Wednesday, August 09, 2006

The Mother of All Details

This week so far has been relatively easy. Six mile roadmarch to a rifle range, burn off some rounds, roadmarch back the whole mile or two back to the barracks (odd route taken on the way there). Later that afternoon we were called back to go zero and qualify with our M4s, and came back again at dusk to wait for nightfall to do the night qualification. Pretty simple stuff, but roadmarches always suck, I don't care what anyone says. I can think of more fun ways to spend my time. The idea is to build us back up for an upcoming 25 mile roadmarch....CANCELED.

"Well Mr. UsualSuspect, why is it canceled?"

I'd be happy to answer that. We've just been alerted that we're being deployed to fight forest fires somewhere. We're already working on the whole preparation thing, and the next few days are going to be crazy, and altogether lame, a wonderful blend of nearly every flavor of suck.

-2 Hour break for Formation etc-

Tonight is my last night of extra duty, and in theory, I'm done now. We'll see. Passed up the opportunity to go chill at a friend's house off post (and possibly meet some air force girls that live next door) because I'd rather not screw up on my last night of restriction.

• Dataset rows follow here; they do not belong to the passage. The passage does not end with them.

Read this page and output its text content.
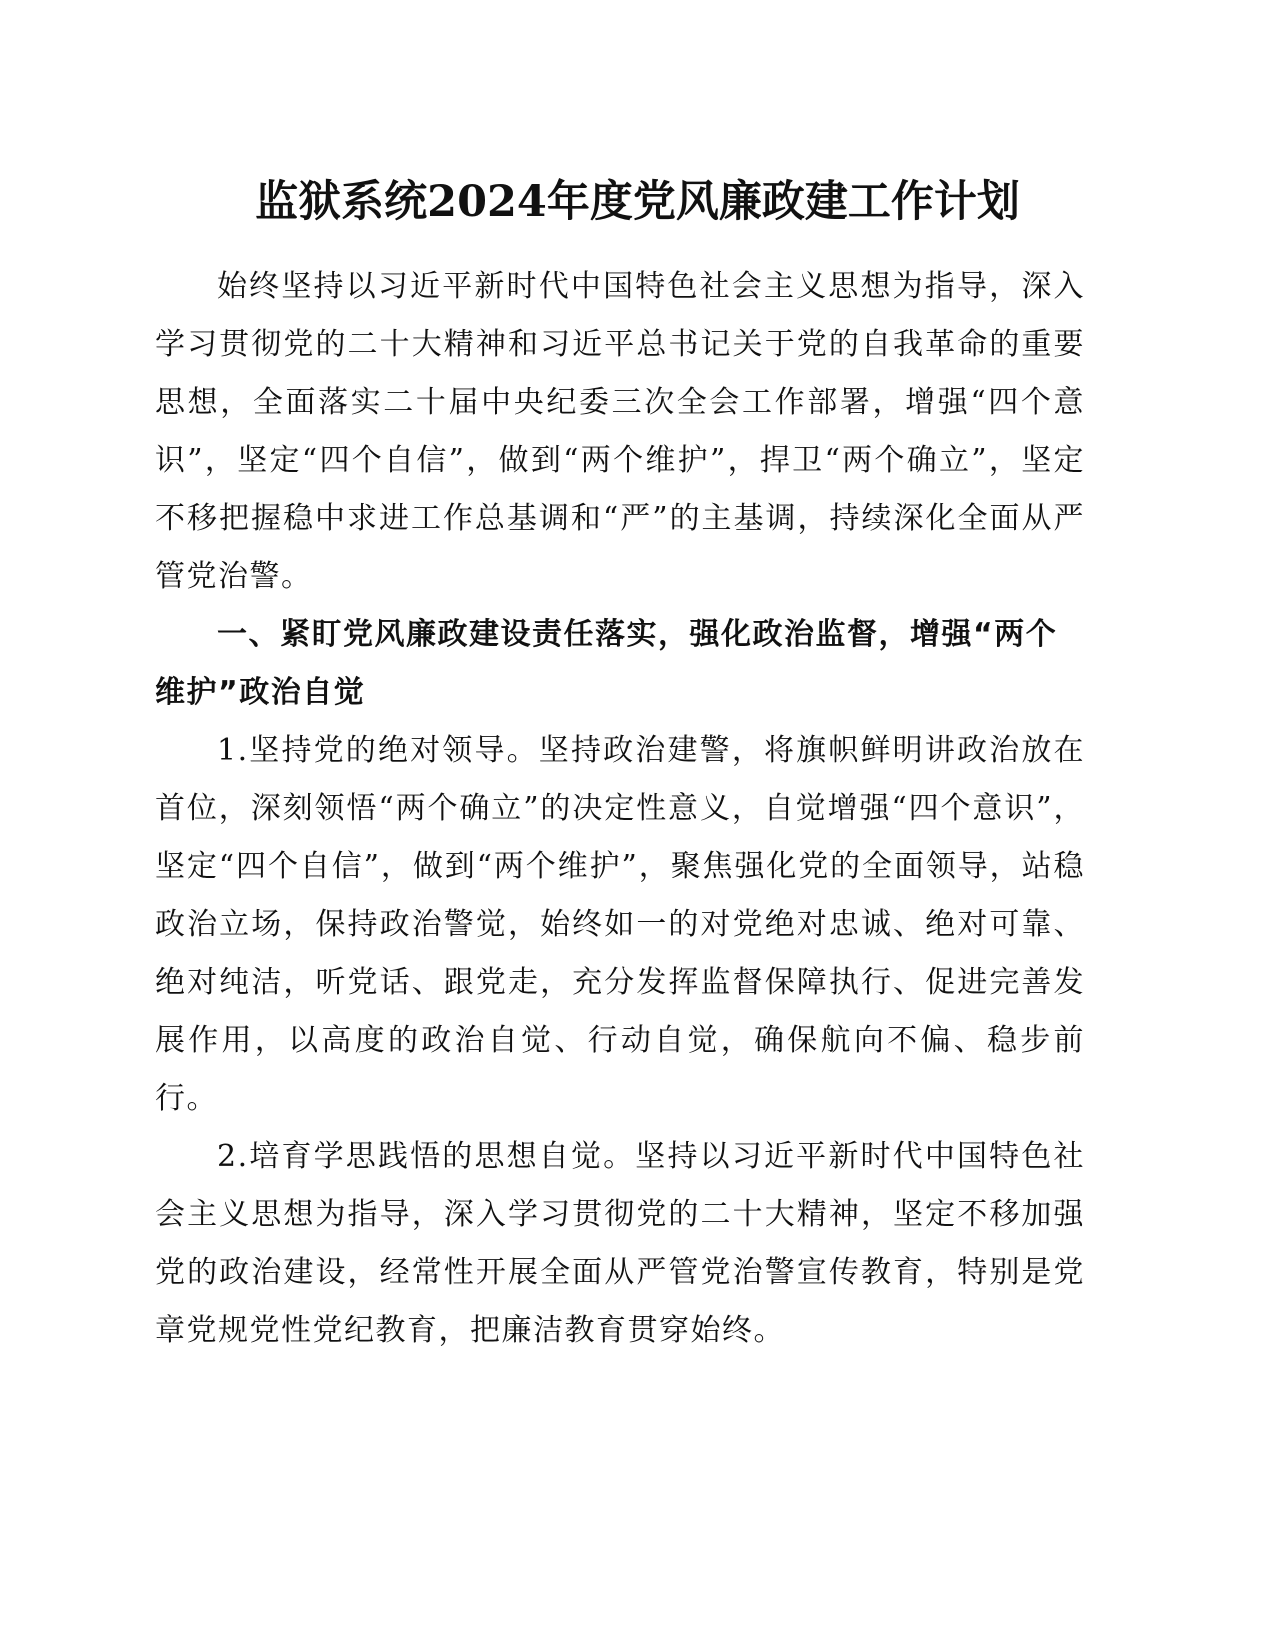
监狱系统2024年度党风廉政建工作计划

始终坚持以习近平新时代中国特色社会主义思想为指导，深入学习贯彻党的二十大精神和习近平总书记关于党的自我革命的重要思想，全面落实二十届中央纪委三次全会工作部署，增强“四个意识”，坚定“四个自信”，做到“两个维护”，捍卫“两个确立”，坚定不移把握稳中求进工作总基调和“严”的主基调，持续深化全面从严管党治警。

一、紧盯党风廉政建设责任落实，强化政治监督，增强“两个维护”政治自觉

1.坚持党的绝对领导。坚持政治建警，将旗帜鲜明讲政治放在首位，深刻领悟“两个确立”的决定性意义，自觉增强“四个意识”，坚定“四个自信”，做到“两个维护”，聚焦强化党的全面领导，站稳政治立场，保持政治警觉，始终如一的对党绝对忠诚、绝对可靠、绝对纯洁，听党话、跟党走，充分发挥监督保障执行、促进完善发展作用，以高度的政治自觉、行动自觉，确保航向不偏、稳步前行。

2.培育学思践悟的思想自觉。坚持以习近平新时代中国特色社会主义思想为指导，深入学习贯彻党的二十大精神，坚定不移加强党的政治建设，经常性开展全面从严管党治警宣传教育，特别是党章党规党性党纪教育，把廉洁教育贯穿始终。
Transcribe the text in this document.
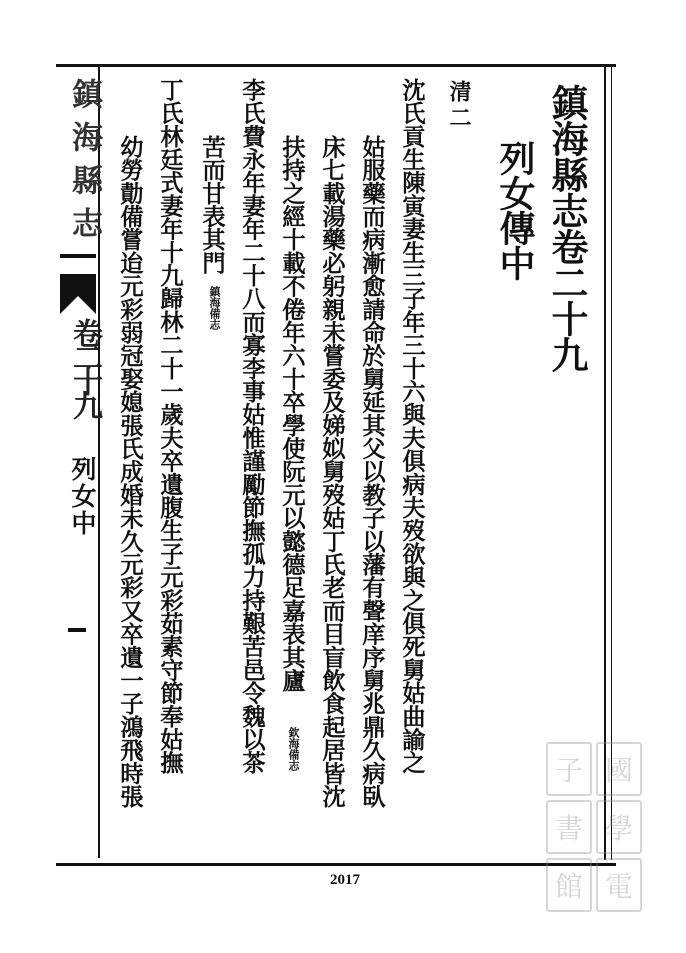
鎮海縣志
卷二十九
列女中
鎮海縣志卷二十九
列女傳中
清二
沈氏貢生陳寅妻生三子年三十六與夫俱病夫歿欲與之俱死舅姑曲諭之
姑服藥而病漸愈請命於舅延其父以教子以藩有聲庠序舅兆鼎久病臥
床七載湯藥必躬親未嘗委及娣姒舅歿姑丁氏老而目盲飲食起居皆沈
扶持之經十載不倦年六十卒學使阮元以懿德足嘉表其廬
欽海備志
李氏費永年妻年二十八而寡李事姑惟謹勵節撫孤力持艱苦邑令魏以茶
苦而甘表其門
鎮海備志
丁氏林廷式妻年十九歸林二十一歲夫卒遺腹生子元彩茹素守節奉姑撫
幼勞勣備嘗迨元彩弱冠娶媳張氏成婚未久元彩又卒遺一子鴻飛時張
2017
子 國
書 學
館 電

As far as the Captain Planet mission goes, I don't even know how much I should divulge (of my vastly limited "knowledge", to use the term boldly), seeing as an OPSEC violation would look great on my record. Apparently some talk about this was on Good Morning America this morning, or some equally mind numbing TV show whose sole purpose is to more or less take black paint and slop it over the collective "third eye" of the American people, spoonfeeding us more idiocy, junk food advertisements, and commercials of depression/anxiety/obesity/STD/and-or aging cures featuring unknown actors displaying their fresh and happy new outlook on life while they swing on a tire from a tree on some magic hilltop of impeccably green grass and brilliant flowers, while someone taps away on a piano or accoustic guitar. In fact, rumor has it that our orders are sitting on Mr. Rumsfeld's desk, waiting to be signed. In any case, its potentially high profile, and the possibility of camera crews was mentioned. Don't worry, you won't see me. This skinny would-be soldier will be more apt to hang out of official sight while not working, talking shit with friends and joking about the prospect of re-enlistment.

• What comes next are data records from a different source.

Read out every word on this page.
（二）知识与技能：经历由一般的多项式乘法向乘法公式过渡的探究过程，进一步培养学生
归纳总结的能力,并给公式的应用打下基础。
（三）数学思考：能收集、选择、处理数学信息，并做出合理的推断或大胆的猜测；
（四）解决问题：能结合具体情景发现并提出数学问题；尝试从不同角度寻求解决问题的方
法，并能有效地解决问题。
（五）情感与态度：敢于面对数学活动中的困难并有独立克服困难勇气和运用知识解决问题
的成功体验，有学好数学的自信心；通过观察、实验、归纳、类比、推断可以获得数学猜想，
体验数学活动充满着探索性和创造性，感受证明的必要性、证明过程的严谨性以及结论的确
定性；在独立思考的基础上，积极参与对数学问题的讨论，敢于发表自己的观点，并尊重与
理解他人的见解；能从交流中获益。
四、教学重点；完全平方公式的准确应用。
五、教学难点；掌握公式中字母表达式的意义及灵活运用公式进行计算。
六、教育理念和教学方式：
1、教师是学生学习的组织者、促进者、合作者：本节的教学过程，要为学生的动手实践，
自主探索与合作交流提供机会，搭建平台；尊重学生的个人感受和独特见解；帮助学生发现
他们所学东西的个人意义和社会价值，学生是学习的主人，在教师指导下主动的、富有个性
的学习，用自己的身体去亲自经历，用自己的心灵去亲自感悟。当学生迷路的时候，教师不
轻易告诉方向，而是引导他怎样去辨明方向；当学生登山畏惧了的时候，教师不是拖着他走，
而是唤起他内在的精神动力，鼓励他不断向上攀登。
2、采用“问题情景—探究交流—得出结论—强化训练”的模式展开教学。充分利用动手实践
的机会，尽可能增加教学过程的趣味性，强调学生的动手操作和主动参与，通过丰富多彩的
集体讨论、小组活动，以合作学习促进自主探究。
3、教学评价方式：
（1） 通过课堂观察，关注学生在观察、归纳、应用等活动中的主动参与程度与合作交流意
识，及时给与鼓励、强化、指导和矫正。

But still, the location won't be mentioned by me. Covering my ass atleast that far. Probably wouldn't matter anyway, seeing as this page isn't too popular. A blessing actually.

We've got to do paperwork naturally. All the Hurry Up and Wait you hear about any time you google the word "army". Next of Kin information. Not to mention new equipment issue. Training. God knows what else. They asked who all was airborne qualified, probably for smoke jumping operations or something. I remember friends of mine back home, during the elusive golden years of high school, who mentioned the prospect of being a (civilian) smoke jumper, because they make great money, etc etc etc. And then they passed the bong. Last I checked, the dudes still aren't jumping into any infernos, but it sounds like a shitty job to me anyway. Hell, I didn't make it to airborne school, so its not on my plate.

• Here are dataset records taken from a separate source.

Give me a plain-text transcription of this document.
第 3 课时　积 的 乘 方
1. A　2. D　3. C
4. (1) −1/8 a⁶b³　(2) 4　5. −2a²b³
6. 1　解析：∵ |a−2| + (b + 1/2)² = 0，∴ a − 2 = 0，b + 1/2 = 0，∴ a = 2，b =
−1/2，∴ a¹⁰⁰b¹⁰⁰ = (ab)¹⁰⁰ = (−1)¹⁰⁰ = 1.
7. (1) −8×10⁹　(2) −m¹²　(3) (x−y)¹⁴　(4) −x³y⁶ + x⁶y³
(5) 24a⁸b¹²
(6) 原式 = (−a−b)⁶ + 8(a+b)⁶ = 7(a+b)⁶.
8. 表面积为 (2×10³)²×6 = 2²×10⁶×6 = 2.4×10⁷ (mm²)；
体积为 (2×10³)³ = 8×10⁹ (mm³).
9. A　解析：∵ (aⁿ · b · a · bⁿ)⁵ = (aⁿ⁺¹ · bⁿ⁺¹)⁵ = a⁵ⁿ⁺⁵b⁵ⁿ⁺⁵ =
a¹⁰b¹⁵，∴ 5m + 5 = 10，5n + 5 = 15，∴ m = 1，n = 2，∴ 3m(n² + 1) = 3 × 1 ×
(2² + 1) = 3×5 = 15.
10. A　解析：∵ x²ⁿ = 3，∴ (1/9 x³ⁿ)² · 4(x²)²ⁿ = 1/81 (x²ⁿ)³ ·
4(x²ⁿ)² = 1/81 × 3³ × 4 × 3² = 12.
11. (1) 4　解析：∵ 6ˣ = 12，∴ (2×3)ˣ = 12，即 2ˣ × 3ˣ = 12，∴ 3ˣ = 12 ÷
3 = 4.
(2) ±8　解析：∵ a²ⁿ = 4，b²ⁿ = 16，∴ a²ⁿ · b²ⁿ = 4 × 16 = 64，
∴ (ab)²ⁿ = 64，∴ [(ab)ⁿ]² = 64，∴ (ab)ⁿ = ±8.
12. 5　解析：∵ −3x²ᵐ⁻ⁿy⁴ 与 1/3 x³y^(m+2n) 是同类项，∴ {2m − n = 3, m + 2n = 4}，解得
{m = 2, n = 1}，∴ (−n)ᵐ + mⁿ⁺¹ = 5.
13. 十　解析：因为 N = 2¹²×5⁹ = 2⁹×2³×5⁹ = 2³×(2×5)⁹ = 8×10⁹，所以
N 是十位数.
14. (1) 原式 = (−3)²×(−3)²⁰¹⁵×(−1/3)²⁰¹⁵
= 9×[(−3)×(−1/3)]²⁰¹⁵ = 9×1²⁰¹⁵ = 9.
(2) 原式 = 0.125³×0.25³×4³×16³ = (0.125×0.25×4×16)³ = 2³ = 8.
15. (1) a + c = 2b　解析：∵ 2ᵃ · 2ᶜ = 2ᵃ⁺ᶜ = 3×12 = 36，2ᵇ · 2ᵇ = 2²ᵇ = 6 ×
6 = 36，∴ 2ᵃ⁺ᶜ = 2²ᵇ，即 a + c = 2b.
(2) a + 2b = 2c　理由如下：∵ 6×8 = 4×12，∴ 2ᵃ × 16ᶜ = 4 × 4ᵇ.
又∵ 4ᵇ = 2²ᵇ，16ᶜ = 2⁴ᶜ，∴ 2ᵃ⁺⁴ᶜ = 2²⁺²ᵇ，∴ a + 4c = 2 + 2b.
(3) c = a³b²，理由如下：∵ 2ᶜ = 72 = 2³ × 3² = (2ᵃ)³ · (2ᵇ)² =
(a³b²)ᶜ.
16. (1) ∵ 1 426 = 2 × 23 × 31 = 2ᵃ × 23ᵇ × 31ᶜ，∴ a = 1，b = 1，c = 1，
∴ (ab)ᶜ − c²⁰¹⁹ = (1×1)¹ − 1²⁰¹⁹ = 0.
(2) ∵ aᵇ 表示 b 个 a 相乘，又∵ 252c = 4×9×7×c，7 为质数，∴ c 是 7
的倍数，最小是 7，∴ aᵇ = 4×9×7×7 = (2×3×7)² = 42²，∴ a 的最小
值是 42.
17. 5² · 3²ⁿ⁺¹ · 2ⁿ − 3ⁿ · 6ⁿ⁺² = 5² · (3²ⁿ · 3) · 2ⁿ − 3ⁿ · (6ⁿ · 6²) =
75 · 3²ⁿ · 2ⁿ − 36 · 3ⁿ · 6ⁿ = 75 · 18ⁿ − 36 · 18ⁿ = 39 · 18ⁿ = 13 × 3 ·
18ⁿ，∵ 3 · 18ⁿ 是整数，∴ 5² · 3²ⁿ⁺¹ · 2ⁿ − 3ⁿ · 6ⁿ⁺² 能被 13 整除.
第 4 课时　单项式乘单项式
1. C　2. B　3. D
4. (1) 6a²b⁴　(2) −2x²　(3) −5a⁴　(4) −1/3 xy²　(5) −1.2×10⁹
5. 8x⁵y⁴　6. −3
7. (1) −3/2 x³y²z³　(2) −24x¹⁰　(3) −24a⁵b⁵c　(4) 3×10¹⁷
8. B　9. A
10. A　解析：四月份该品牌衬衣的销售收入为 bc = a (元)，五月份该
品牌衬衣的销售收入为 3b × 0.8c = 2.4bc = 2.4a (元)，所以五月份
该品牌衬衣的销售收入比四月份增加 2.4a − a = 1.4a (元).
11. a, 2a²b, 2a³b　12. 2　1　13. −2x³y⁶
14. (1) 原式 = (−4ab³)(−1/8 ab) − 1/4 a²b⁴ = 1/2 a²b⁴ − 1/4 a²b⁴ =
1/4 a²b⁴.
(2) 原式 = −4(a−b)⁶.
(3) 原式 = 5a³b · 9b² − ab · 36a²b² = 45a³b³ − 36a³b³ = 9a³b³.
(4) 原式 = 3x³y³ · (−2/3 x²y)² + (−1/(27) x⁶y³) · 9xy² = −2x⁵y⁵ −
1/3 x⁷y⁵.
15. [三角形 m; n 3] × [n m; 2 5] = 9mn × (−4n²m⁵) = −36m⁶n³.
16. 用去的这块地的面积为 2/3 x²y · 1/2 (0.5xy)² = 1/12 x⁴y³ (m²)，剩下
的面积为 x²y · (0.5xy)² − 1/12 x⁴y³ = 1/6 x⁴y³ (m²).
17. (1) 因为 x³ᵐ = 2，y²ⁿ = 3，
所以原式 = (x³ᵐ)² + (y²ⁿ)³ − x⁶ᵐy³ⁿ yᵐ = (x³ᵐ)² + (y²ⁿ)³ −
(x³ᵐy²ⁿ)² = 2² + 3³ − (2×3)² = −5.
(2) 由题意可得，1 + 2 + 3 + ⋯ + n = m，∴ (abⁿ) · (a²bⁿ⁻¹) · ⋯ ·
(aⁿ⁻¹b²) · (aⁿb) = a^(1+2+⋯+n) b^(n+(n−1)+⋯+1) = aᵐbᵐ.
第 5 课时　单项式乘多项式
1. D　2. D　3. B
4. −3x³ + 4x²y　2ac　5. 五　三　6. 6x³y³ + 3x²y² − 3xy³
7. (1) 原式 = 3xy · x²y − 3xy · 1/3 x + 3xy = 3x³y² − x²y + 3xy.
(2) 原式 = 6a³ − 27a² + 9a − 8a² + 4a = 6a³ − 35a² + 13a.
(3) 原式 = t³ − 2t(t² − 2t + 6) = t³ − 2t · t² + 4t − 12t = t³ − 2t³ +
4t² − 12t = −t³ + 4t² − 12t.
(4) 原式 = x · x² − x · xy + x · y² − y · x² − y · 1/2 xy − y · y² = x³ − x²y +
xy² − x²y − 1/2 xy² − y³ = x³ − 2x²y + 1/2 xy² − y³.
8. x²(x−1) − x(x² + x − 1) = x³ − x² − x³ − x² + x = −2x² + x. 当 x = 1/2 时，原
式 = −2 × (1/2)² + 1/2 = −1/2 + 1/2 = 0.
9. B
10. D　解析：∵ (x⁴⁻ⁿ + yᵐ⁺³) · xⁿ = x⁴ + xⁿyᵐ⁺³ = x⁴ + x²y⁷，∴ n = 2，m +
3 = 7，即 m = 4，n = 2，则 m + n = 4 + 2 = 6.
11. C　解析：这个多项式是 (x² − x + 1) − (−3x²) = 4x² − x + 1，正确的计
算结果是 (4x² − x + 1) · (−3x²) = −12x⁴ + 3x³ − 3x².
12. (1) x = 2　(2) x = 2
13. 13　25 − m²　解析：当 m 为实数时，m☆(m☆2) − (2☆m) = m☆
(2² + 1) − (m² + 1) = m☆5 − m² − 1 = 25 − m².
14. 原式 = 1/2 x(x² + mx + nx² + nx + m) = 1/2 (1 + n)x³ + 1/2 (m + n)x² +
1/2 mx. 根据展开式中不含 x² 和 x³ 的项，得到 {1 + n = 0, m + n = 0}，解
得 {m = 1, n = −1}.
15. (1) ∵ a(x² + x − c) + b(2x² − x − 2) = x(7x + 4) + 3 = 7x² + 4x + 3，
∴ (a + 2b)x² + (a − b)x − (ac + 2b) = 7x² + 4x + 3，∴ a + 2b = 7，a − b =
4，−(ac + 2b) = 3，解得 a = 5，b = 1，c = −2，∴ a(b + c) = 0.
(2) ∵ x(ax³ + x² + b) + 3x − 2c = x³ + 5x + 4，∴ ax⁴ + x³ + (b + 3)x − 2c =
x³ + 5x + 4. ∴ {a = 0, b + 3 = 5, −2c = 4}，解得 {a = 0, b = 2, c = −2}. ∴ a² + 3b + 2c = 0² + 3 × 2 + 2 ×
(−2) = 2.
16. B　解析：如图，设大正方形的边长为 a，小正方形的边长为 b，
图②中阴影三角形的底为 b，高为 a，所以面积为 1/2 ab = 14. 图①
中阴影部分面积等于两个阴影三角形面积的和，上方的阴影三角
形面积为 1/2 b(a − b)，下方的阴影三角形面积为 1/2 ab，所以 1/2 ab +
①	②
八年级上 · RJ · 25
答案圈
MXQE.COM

I'm not sure what to expect either. Seems every time I write about what I'm expecting something to be like, its either completely wrong, or a vast understatement. Not to mention pitifully corny. But when has that stopped me before?

I figure, we won't be receiving hazard pay or anything like that. In fact, I'm expecting NORMAL pay. I have no idea what the living conditions are going to be like. So I'll expect third world camps, M.A.S.H. type set-up. I'm expecting my e-tool (cute little fold out army shovel) to be on the packing list. I'm quite sure I'm not wrong on that front. All in all, who knows, we'll see when we get there. I doubt I'll be able to post. Maybe I'll try writing letters and sending them to Jen to let her post them. Or maybe I won't be able to. We'll see.

"Ok dude, enough rambling. Give us your feelings on this so we can go back to watching American Idol."

Of course I won't leave this precious gem out of my rant. I guess I have mixed feelings. Selfish Suspect says the hell with this. I paid an asston of money for tickets and parking to go see Tool at the end of this month, a band I've never had the chance to see live, and values said experience equally to female interaction. The tickets'll be going to ebay. Oh, not to mention the fact that my family, who I wasn't able to see during block leave, is coming through this area and was planning a stop to visit me for a couple days. NOT ANYMORE. Oh, and no I haven't told them yet. What about those air force ladies I was supposed to meet? Who are allegedly quite attractive? Nay, Navalton. What about closing my ASAP case? WRONG! What about hanging out with my cousin for once before she moves? HAHA, NO! Oh, and I'm not the only dude who's getting screwed in a big way over this. Another guy spent a large amount of money for Dave Matthews tickets and was flying a friend over as well. So solly, Cholly. I could go on all night.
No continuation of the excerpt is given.